Nigeria’s budget gap will probably be larger than the government estimates this year because the West African nation’s revenue from taxes and state companies will be lower than forecast, the International Monetary Fund said.
The federal government’s budget deficit may reach 3.7 percent of gross domestic product this year, higher than its projected gap of 2.8 percent, the fund said in a so-called article IV report Wednesday that followed meetings with Nigerian officials. The gap was 2.8 percent last year, preliminary estimates show. It was 4.7 percent on a consolidated basis.
“The larger deficit would likely have to be financed domestically, further raising yields and crowding out private-sector credit,” the IMF said.
Nigeria has proposed a record 7.3 trillion-naira ($23.1 billion) budget for this year to boost infrastructure investment and help its economy recover from a contraction of 1.5 percent in 2016, the first such slump since 1991. The economy of Africa’s most populous nation was weighed down by a drop in the price and output of oil, its biggest export, which led to a shortage of dollars.
The government has a revenue target of 2 trillion naira from oil and 1.37 trillion naira from non-crude sources including tax collections, according to information from the Ministry of Budget and National Planning.
While the state is undertaking tax reforms to increase revenue collected, the impact of those measures will be gradual, Gene Leon, the IMF’s mission chief in Nigeria, said on a call with reporters Wednesday.
Although the naira has fallen 36 percent against the dollar since the central bank removed a peg in June, investors say central bank Governor Godwin Emefiele is preventing it from dropping further through trading and import restrictions and regular sales of foreign exchange.
The currency is as much as 20 percent overvalued, Leon said.
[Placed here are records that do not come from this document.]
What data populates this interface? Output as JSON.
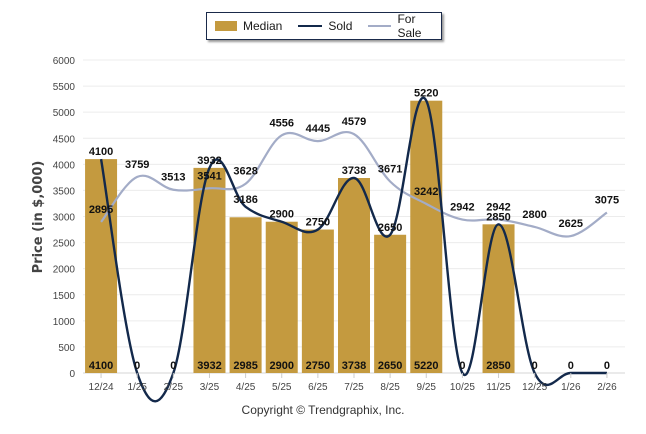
{
  "chart_data": {
    "type": "bar",
    "title": "",
    "xlabel": "",
    "ylabel": "Price (in $,000)",
    "ylim": [
      0,
      6000
    ],
    "yticks": [
      0,
      500,
      1000,
      1500,
      2000,
      2500,
      3000,
      3500,
      4000,
      4500,
      5000,
      5500,
      6000
    ],
    "grid": true,
    "legend_position": "top-center",
    "categories": [
      "12/24",
      "1/25",
      "2/25",
      "3/25",
      "4/25",
      "5/25",
      "6/25",
      "7/25",
      "8/25",
      "9/25",
      "10/25",
      "11/25",
      "12/25",
      "1/26",
      "2/26"
    ],
    "series": [
      {
        "name": "Median",
        "kind": "bar",
        "color": "#c49a3f",
        "values": [
          4100,
          0,
          0,
          3932,
          2985,
          2900,
          2750,
          3738,
          2650,
          5220,
          0,
          2850,
          0,
          0,
          0
        ]
      },
      {
        "name": "Sold",
        "kind": "line",
        "color": "#13294b",
        "values": [
          4100,
          0,
          0,
          3932,
          3186,
          2900,
          2750,
          3738,
          2650,
          5220,
          0,
          2850,
          0,
          0,
          0
        ]
      },
      {
        "name": "For Sale",
        "kind": "line",
        "color": "#a3acc7",
        "values": [
          2895,
          3759,
          3513,
          3541,
          3628,
          4556,
          4445,
          4579,
          3671,
          3242,
          2942,
          2942,
          2800,
          2625,
          3075
        ]
      }
    ]
  },
  "legend": {
    "items": [
      {
        "label": "Median"
      },
      {
        "label": "Sold"
      },
      {
        "label": "For Sale"
      }
    ]
  },
  "footer": {
    "copyright": "Copyright © Trendgraphix, Inc."
  }
}
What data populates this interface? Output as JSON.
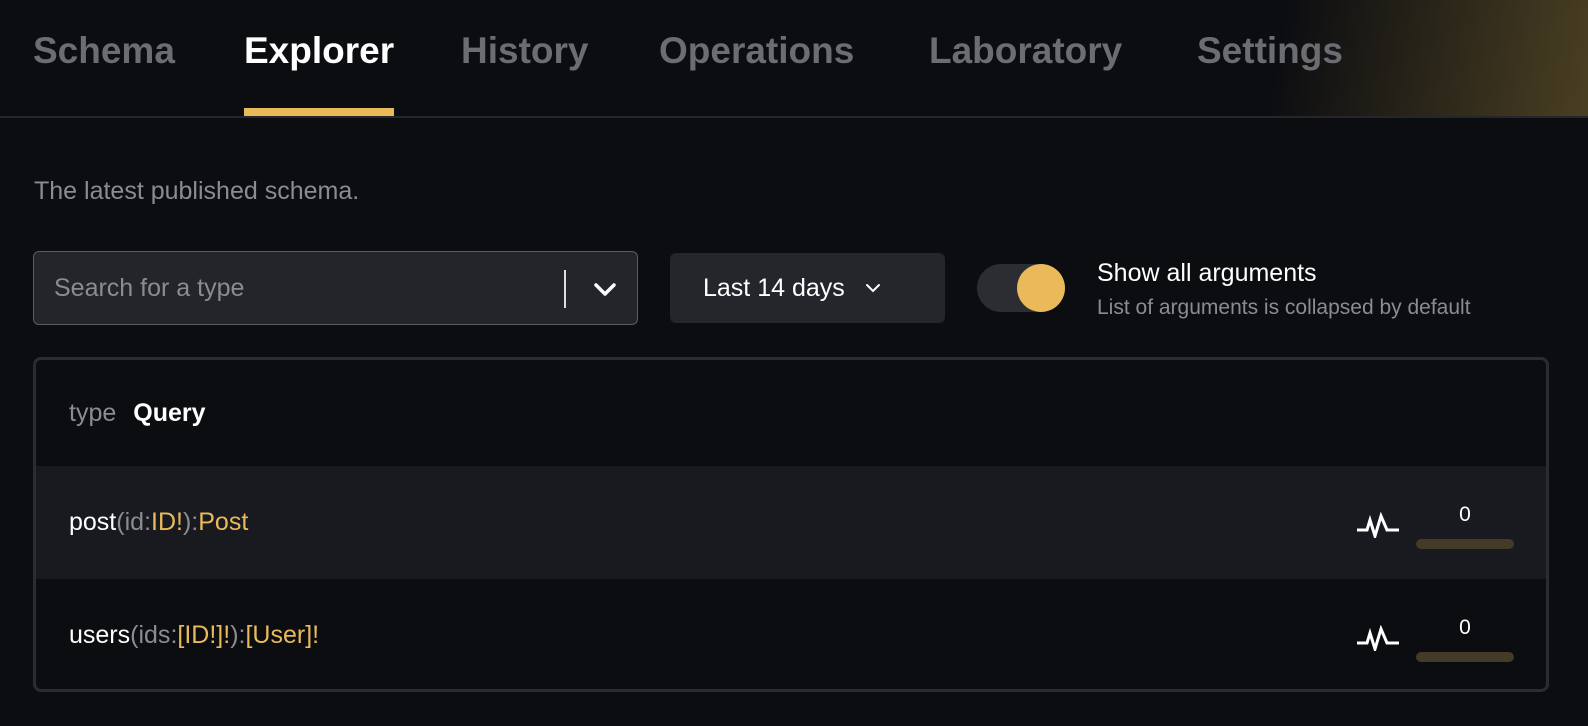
{
  "tabs": [
    {
      "label": "Schema"
    },
    {
      "label": "Explorer",
      "active": true
    },
    {
      "label": "History"
    },
    {
      "label": "Operations"
    },
    {
      "label": "Laboratory"
    },
    {
      "label": "Settings"
    }
  ],
  "description": "The latest published schema.",
  "search": {
    "placeholder": "Search for a type",
    "value": ""
  },
  "date_range": {
    "selected": "Last 14 days"
  },
  "show_args": {
    "label": "Show all arguments",
    "sublabel": "List of arguments is collapsed by default",
    "enabled": true
  },
  "type_panel": {
    "keyword": "type",
    "name": "Query",
    "fields": [
      {
        "name": "post",
        "open": " (",
        "arg": "id",
        "colon": ": ",
        "arg_type": "ID!",
        "close": "): ",
        "return_type": "Post",
        "count": "0",
        "usage_fraction": 0
      },
      {
        "name": "users",
        "open": " (",
        "arg": "ids",
        "colon": ": ",
        "arg_type": "[ID!]!",
        "close": "): ",
        "return_type": "[User]!",
        "count": "0",
        "usage_fraction": 0
      }
    ]
  },
  "colors": {
    "accent": "#e9b95a",
    "background": "#0c0d11"
  }
}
A depreciation of that size would take it to about 390 per dollar, almost matching the black-market rate of 398.
The average yield on the government’s naira-denominated debt has risen 424 basis points over the past year to 16 percent, the highest level among 31 major emerging markets tracked by Bloomberg after Egypt.
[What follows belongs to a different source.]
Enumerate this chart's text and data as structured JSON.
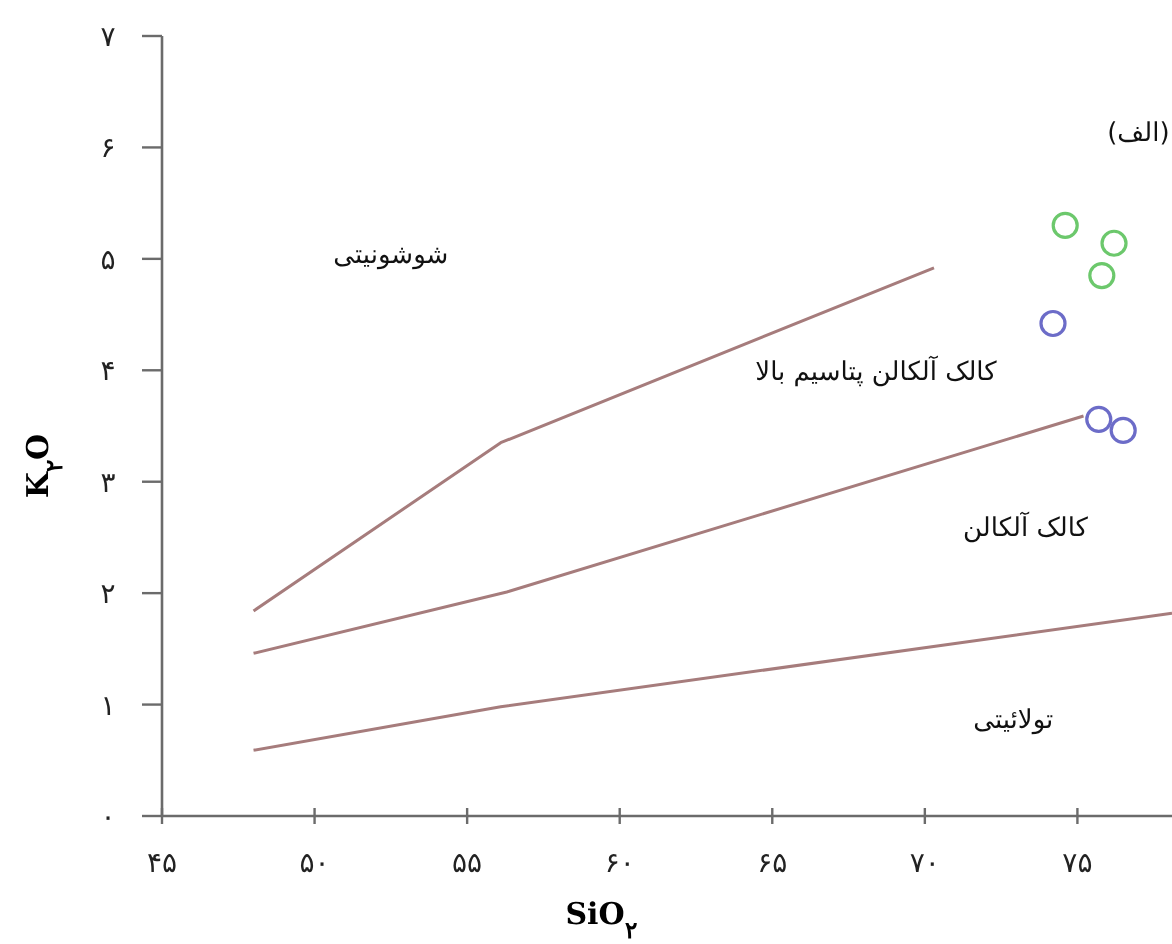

Nigeria will probably raise debt from more Eurobond sales this year, the IMF said. These, together with concessional financing from the World Bank and the African Development Bank, will make up 60 percent of external debt. The government will also issue 10-year promissory notes equivalent to 2.2 percent of GDP to settle domestic arrears, it said.
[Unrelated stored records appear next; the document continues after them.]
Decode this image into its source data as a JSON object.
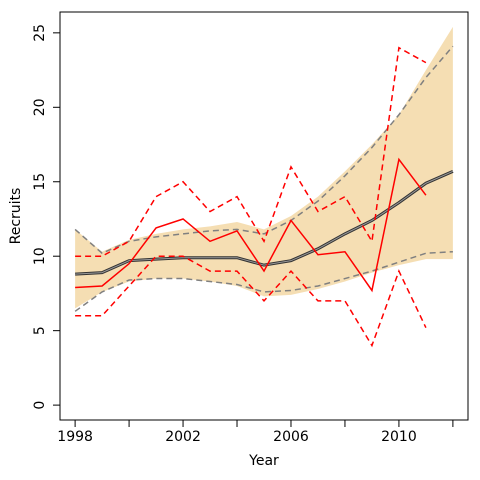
{
  "chart_data": {
    "type": "line",
    "xlabel": "Year",
    "ylabel": "Recruits",
    "x": [
      1998,
      1999,
      2000,
      2001,
      2002,
      2003,
      2004,
      2005,
      2006,
      2007,
      2008,
      2009,
      2010,
      2011,
      2012
    ],
    "xlim": [
      1997.44,
      2012.56
    ],
    "ylim": [
      -1.0,
      26.4
    ],
    "xticks": [
      1998,
      2002,
      2006,
      2010
    ],
    "xminor_ticks": [
      2000,
      2004,
      2008,
      2012
    ],
    "yticks": [
      0,
      5,
      10,
      15,
      20,
      25
    ],
    "band": {
      "color": "#f5deb3",
      "upper": [
        11.8,
        10.3,
        11.1,
        11.5,
        11.8,
        12.0,
        12.3,
        11.8,
        12.7,
        14.0,
        15.7,
        17.5,
        19.5,
        22.5,
        25.4
      ],
      "lower": [
        6.5,
        7.6,
        8.3,
        8.5,
        8.5,
        8.3,
        8.0,
        7.3,
        7.4,
        7.8,
        8.3,
        8.9,
        9.4,
        9.8,
        9.8
      ]
    },
    "series": [
      {
        "color": "#808080",
        "dash": true,
        "width": 1.5,
        "values": [
          11.8,
          10.2,
          11.0,
          11.3,
          11.5,
          11.7,
          11.8,
          11.5,
          12.4,
          13.7,
          15.4,
          17.3,
          19.5,
          22.0,
          24.1
        ]
      },
      {
        "color": "#808080",
        "dash": true,
        "width": 1.5,
        "values": [
          6.3,
          7.6,
          8.4,
          8.5,
          8.5,
          8.3,
          8.1,
          7.6,
          7.7,
          8.0,
          8.5,
          9.0,
          9.6,
          10.2,
          10.3
        ]
      },
      {
        "color": "#333333",
        "inner_color": "#999999",
        "dash": false,
        "width": 3,
        "values": [
          8.8,
          8.9,
          9.7,
          9.8,
          9.9,
          9.9,
          9.9,
          9.4,
          9.7,
          10.5,
          11.5,
          12.4,
          13.6,
          14.9,
          15.7
        ]
      },
      {
        "color": "#ff0000",
        "dash": false,
        "width": 1.5,
        "values": [
          7.9,
          8.0,
          9.5,
          11.9,
          12.5,
          11.0,
          11.7,
          9.0,
          12.4,
          10.1,
          10.3,
          7.7,
          16.5,
          14.1,
          null
        ]
      },
      {
        "color": "#ff0000",
        "dash": true,
        "width": 1.5,
        "values": [
          10,
          10,
          11,
          14,
          15,
          13,
          14,
          11,
          16,
          13,
          14,
          11,
          24,
          23,
          null
        ]
      },
      {
        "color": "#ff0000",
        "dash": true,
        "width": 1.5,
        "values": [
          6,
          6,
          8,
          10,
          10,
          9,
          9,
          7,
          9,
          7,
          7,
          4,
          9,
          5.2,
          null
        ]
      }
    ]
  }
}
This debt is in addition to a $500 million Eurobond sold last month as part of the 2016 budget and $1 billion raised in February.
Nigeria’s cabinet on Wednesday approved a 21-year, $1.3 billion loan with the World Bank, African Development Bank and other institutions at a rate of 2 percent, Finance Minister Kemi Adeosun told reporters in the capital, Abuja. The money will be used for the new Development Bank of Nigeria that will lend small businesses long-term funding.
Previously, the government said it expects budget-support loans of at least $1 billion from the World Bank, and a final, $400 million portion of a $1 billion credit facility from the African Development Bank.